High-performance Fe–Si soft magnetic composites with controllable silicate/nano-Fe composite coating

Abstract

The design of magnetic insulation coating structure has always been a challenge for high-performance soft magnetic composites (SMCs). In this work, we prepared Fe–Si SMCs with silicate/nano-Fe composite coating successfully by in-situ oxidation method combined with spark plasma sintering (SPS). The formation mechanism of the composite coating and its effect on the electro-magnetic properties of Fe–Si SMCs were investigated.
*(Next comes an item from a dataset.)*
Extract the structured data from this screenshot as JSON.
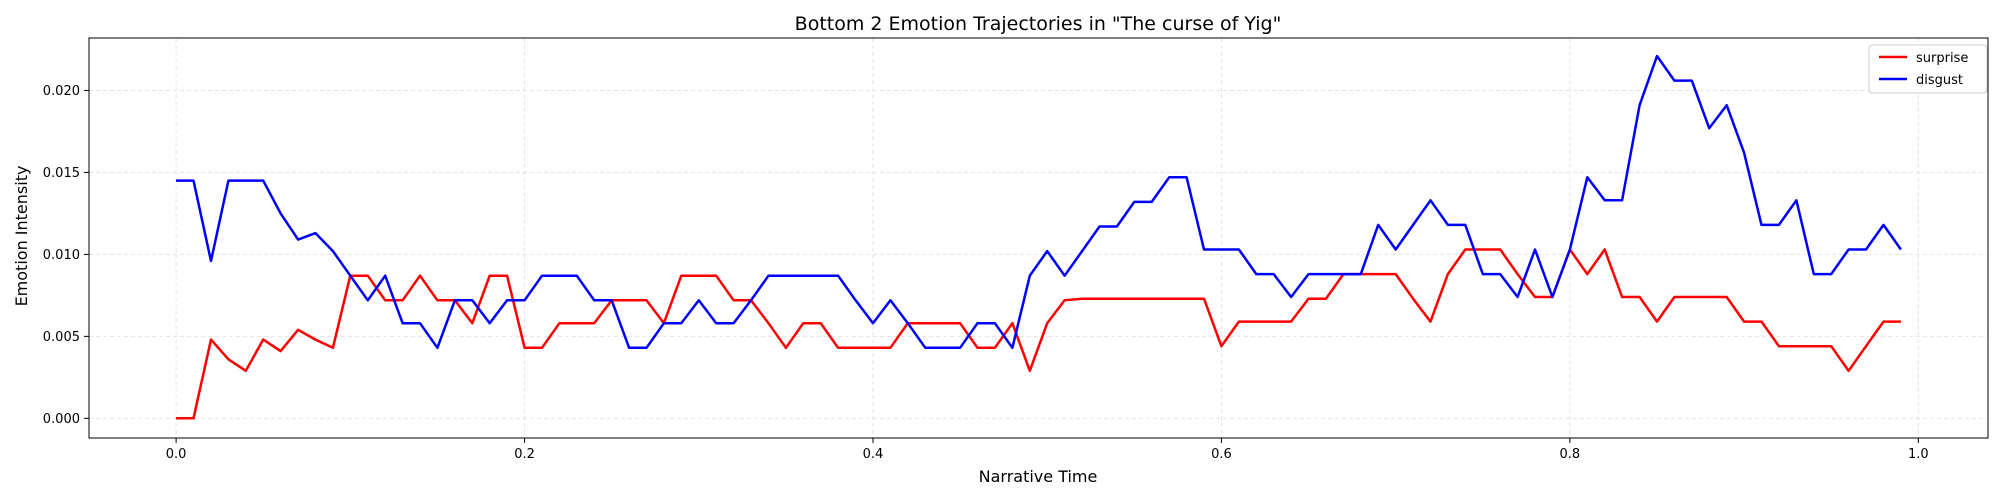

The results showed that a uniform Fe2O3 coating can be obtained by reactions between Fe and H2O/O2 during in-situ oxidation process, and became thicker with the increased oxidation time. After sintering, the oxide coating was transformed into a composite coating composed of Fe2SiO4 with excellent insulation and nano-Fe with high ferromagnetism, which resulted from the interfacial reaction between Fe2O3 coating and Fe–Si core. The increased oxidation time led to the gradually thicker composite coating, and resulted in a linear decrease in saturation magnetization, indicating good controllability of the coating. However, excessive oxidation time led to the increased eddy current loss as well as the core loss due to the weakened resistivity. Thus, the Fe–Si SMCs exhibited high saturation magnetic induction (1.66T) and very low core loss (643.9 kW/m3 at 0.1 T/50 kHz) especially when the oxidation time was 1 h.